Le libre-arbitre se construit parfois à l’école des tables et des crayons, souvent à l’école de la vie. Je me souviens d’un documentaire sublime « Iran, le chant de la bergère » où Firouzeh, femme de 82 ans, autonome et indépendante, nous racontait son attachement à ses vaches et comme elle refusait de rejoindre ses enfants à la ville. Elle préférait la vie solitaire dans ses pâturages à une mort entourée et puis elle jurait loyauté à ses vaches. Ce film était pour moi une leçon de liberté, d’humilité et d’amour. Pourtant, Firouzeh n’était jamais allée à l’école. Elle ne savait ni écrire ni lire mais elle en savait beaucoup sur la vie. Elle était analphabète et sage et j’apprenais d’elle bien plus que d’un quelconque philosophe illisible.
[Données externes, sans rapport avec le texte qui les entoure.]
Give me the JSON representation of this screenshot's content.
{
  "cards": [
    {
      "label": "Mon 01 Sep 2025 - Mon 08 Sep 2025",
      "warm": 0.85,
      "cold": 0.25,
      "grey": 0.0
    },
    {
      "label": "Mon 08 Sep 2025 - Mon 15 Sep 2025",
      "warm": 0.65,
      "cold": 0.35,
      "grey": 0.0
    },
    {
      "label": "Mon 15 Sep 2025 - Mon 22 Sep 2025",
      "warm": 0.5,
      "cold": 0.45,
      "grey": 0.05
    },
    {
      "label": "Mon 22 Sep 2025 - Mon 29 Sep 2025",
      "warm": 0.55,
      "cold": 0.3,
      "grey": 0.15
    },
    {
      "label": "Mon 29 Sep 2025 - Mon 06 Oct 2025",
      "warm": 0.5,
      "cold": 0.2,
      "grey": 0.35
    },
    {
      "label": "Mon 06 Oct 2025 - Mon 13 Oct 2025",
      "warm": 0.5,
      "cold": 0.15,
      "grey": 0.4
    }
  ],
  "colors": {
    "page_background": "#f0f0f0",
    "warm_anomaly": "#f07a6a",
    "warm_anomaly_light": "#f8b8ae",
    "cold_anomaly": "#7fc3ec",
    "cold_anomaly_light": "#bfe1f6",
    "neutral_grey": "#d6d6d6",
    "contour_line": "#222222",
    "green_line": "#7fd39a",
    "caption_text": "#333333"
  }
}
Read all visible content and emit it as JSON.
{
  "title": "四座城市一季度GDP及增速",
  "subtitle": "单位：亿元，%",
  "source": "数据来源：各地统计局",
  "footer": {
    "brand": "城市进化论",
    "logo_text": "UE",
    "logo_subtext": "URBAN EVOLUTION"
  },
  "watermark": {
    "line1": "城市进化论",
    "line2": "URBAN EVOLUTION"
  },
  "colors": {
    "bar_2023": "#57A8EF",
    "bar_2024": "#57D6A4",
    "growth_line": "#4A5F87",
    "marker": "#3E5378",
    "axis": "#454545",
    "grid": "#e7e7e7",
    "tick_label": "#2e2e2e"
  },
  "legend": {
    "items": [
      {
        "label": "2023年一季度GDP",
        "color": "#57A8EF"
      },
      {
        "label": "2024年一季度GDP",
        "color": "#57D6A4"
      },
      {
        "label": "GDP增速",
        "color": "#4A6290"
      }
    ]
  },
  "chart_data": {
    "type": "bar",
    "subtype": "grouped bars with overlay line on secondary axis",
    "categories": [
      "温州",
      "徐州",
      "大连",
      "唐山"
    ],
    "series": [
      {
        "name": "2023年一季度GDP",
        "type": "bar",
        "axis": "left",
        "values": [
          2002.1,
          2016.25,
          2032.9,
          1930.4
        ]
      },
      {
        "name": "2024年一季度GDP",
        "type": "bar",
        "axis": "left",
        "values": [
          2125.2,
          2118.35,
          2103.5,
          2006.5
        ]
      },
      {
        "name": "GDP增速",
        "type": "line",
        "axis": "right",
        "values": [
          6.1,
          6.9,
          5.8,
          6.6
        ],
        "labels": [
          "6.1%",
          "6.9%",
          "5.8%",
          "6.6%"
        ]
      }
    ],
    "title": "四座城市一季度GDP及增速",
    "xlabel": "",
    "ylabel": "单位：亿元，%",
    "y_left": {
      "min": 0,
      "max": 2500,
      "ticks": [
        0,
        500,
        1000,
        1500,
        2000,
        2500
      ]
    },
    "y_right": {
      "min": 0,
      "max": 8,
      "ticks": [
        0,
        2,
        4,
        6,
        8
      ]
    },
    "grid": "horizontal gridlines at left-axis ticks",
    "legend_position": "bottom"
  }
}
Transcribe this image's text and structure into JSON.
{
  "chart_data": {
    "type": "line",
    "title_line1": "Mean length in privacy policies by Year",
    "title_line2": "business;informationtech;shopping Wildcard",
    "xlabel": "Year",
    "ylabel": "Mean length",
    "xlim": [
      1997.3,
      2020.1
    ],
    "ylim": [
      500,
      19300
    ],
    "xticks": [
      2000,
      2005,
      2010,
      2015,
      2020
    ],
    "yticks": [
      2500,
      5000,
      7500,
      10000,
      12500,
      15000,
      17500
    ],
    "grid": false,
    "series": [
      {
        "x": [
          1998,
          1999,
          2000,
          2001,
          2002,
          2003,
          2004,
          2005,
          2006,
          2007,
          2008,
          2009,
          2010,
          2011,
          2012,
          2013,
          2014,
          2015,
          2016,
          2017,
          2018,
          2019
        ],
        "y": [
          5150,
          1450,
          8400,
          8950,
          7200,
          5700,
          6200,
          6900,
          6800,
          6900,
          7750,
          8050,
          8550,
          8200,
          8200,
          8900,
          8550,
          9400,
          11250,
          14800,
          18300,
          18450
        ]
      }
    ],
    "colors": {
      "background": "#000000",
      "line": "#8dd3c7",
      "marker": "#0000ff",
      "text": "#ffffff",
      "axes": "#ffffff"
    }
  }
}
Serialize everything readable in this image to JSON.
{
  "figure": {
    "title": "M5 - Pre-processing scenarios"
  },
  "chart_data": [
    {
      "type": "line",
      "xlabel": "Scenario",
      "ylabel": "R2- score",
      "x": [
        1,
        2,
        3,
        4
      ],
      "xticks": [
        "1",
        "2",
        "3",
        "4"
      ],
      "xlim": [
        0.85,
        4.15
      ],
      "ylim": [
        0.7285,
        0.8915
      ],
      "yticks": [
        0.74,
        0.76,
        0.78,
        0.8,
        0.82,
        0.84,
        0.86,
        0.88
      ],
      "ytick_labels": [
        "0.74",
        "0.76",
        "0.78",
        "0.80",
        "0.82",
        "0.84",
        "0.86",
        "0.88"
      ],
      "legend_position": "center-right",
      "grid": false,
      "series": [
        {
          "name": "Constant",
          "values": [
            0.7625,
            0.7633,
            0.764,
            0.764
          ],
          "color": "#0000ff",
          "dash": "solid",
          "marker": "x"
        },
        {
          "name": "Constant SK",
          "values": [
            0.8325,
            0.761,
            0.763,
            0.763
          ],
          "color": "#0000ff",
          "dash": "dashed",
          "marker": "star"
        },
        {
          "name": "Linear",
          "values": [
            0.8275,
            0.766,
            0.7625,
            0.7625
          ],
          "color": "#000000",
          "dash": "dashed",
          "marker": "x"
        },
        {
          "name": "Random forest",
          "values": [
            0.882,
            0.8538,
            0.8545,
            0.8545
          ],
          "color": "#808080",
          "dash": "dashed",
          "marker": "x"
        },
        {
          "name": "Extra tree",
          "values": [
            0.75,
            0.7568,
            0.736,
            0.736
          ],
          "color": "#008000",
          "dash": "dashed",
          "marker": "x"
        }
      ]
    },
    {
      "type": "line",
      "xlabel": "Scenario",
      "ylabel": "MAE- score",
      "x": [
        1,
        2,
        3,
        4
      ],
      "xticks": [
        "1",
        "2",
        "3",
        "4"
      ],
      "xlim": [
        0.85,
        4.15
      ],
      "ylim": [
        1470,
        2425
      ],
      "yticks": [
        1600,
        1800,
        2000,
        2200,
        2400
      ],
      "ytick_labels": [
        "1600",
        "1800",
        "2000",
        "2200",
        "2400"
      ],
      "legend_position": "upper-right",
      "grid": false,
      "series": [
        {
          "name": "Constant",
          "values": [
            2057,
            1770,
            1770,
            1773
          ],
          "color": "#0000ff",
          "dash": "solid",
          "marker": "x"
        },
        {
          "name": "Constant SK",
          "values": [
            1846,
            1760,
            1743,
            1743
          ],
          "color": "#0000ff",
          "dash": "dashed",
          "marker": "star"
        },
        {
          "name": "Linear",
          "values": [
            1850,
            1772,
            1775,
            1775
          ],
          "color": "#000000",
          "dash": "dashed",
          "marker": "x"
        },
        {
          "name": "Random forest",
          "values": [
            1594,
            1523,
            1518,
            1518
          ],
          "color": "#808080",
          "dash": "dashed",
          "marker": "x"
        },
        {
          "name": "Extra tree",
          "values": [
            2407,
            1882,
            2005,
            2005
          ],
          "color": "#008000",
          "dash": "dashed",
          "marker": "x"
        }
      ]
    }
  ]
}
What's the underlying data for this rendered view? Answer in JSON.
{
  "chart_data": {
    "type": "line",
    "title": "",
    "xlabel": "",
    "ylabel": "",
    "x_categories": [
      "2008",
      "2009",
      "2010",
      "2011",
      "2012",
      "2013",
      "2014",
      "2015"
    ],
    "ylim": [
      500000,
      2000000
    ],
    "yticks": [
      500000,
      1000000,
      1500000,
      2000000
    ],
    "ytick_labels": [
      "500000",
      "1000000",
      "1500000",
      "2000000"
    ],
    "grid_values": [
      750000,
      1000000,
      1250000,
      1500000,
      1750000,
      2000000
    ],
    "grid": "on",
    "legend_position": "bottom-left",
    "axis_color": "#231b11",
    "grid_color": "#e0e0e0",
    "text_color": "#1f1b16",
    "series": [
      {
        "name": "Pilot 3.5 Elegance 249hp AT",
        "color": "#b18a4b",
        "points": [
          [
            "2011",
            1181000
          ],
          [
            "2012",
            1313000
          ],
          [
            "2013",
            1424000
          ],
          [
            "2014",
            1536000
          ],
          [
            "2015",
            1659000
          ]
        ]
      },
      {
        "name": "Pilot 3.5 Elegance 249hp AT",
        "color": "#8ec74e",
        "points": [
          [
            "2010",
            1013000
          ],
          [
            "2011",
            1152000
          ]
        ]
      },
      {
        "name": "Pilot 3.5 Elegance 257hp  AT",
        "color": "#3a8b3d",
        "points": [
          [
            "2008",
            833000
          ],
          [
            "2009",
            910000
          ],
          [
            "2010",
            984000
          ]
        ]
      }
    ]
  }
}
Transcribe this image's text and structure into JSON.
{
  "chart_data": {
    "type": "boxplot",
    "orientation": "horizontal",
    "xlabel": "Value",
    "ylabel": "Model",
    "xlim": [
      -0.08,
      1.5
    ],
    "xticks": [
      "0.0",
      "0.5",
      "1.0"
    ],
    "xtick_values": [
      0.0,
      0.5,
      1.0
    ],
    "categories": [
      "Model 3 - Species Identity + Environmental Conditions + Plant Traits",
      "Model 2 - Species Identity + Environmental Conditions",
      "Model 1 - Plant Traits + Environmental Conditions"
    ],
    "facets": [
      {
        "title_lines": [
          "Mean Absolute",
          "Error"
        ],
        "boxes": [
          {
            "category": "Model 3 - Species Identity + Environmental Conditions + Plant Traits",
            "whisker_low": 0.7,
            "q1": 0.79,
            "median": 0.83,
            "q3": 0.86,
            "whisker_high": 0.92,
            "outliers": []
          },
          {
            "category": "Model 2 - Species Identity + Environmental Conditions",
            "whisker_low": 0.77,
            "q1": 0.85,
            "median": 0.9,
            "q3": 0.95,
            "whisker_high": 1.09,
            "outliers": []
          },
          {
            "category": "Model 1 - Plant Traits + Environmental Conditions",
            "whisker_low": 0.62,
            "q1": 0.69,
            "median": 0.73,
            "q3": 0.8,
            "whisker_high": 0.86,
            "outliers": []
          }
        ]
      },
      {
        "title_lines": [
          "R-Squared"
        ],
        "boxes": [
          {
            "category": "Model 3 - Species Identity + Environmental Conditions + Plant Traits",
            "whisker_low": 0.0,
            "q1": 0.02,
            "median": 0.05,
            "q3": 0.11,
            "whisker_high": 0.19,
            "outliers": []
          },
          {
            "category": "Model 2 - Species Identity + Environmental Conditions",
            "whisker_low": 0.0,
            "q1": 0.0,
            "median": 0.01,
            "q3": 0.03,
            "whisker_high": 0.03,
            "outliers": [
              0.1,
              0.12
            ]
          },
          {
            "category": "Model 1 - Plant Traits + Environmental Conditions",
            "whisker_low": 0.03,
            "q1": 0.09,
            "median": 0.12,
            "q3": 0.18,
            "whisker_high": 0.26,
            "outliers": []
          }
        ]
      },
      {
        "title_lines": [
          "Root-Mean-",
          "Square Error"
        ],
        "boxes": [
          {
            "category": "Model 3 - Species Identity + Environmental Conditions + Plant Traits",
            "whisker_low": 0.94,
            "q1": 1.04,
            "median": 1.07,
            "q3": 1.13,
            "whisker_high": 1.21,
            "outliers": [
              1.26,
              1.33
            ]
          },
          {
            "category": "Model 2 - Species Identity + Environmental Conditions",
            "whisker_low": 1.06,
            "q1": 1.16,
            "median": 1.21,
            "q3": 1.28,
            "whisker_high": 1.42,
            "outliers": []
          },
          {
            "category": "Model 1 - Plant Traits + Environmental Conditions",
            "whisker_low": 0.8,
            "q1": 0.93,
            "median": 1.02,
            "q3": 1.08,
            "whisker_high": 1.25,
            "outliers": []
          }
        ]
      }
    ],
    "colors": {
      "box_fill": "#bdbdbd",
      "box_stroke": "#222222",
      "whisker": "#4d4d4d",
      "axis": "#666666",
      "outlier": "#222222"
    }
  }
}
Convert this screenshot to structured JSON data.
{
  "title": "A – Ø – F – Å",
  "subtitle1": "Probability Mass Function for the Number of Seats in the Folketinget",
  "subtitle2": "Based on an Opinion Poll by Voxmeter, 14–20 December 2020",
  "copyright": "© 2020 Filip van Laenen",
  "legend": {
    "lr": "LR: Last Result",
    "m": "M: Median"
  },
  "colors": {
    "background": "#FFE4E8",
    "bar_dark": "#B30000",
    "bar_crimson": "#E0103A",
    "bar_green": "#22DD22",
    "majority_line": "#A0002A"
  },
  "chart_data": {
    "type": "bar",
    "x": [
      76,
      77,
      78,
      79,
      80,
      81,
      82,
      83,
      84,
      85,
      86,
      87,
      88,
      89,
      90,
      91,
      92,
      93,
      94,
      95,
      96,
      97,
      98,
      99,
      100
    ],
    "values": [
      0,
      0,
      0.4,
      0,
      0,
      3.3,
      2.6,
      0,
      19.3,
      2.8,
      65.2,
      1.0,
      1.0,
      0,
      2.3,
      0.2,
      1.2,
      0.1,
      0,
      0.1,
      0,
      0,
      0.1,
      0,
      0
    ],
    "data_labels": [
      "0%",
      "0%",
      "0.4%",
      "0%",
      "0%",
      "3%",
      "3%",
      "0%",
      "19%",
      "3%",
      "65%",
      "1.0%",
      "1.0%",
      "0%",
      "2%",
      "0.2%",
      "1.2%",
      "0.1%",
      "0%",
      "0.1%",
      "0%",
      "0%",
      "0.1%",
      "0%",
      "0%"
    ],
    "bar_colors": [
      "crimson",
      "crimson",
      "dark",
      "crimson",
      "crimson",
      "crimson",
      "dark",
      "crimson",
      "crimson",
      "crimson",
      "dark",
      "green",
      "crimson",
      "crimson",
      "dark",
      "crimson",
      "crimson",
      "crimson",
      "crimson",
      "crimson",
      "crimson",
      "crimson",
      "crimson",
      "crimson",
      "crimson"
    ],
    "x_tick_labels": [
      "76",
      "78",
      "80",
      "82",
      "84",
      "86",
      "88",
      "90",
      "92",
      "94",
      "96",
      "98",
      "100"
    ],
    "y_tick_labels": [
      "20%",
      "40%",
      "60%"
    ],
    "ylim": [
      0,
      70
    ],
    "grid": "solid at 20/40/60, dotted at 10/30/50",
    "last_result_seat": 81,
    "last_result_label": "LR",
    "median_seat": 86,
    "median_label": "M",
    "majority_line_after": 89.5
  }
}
Le libre-arbitre exige un temps d’observation, de macération des valeurs transmises et de construction des convictions au contact du réel, des choix à faire. L’exercice de la liberté requiert de la prudence et de l’intelligence qui nécessite du silence et un pas de côté. Elle réclame de la sagesse quand on la croit l’apanage des jeunes et des esprits fougueux. L’absence de peur et leur certitude d’un succès proche et irréversible constituent certes un fort avantage concurrentiel.

Nous pouvons aussi délibérément choisir de ne pas exercer cette liberté, par peur des répercussions légales, pour ne pas blesser ou être rejeté, par facilité et confort ou parce que l’on juge l’enjeu faible. J’ai personnellement expérimenté chacun de ces cas et je revendique et défend le droit à la faiblesse.

D’autres femmes et hommes ne peuvent se permettre ce luxe et je souhaite les célébrer ici. Leur bravoure nous inspire et grandit l’humanité. Je les aime profondément et je crains pour chacun d’eux car leur vie compte et leur sang est une perte incommensurable pour les civilisations libres, partout, au-delà de toutes les frontières. A vous femmes et hommes iraniens aujourd’hui dans la rue, bravant l’obscurantisme, les mollahs assassins et les balles, je scande à mon tour : « Femmes ! Vie ! Liberté ! ».

Depuis Stockholm, terre du Nobel de la paix, de l’esprit de cohésion et de consensus, je souhaite faire ce pas de côté pour raconter mon expérience de la liberté et penser ce qu’elle pourrait signifier pour une femme de notre siècle. Je m’en vais me rappeler dans les articles à venir ces quelques femmes et hommes qui me donnent le goût de la liberté.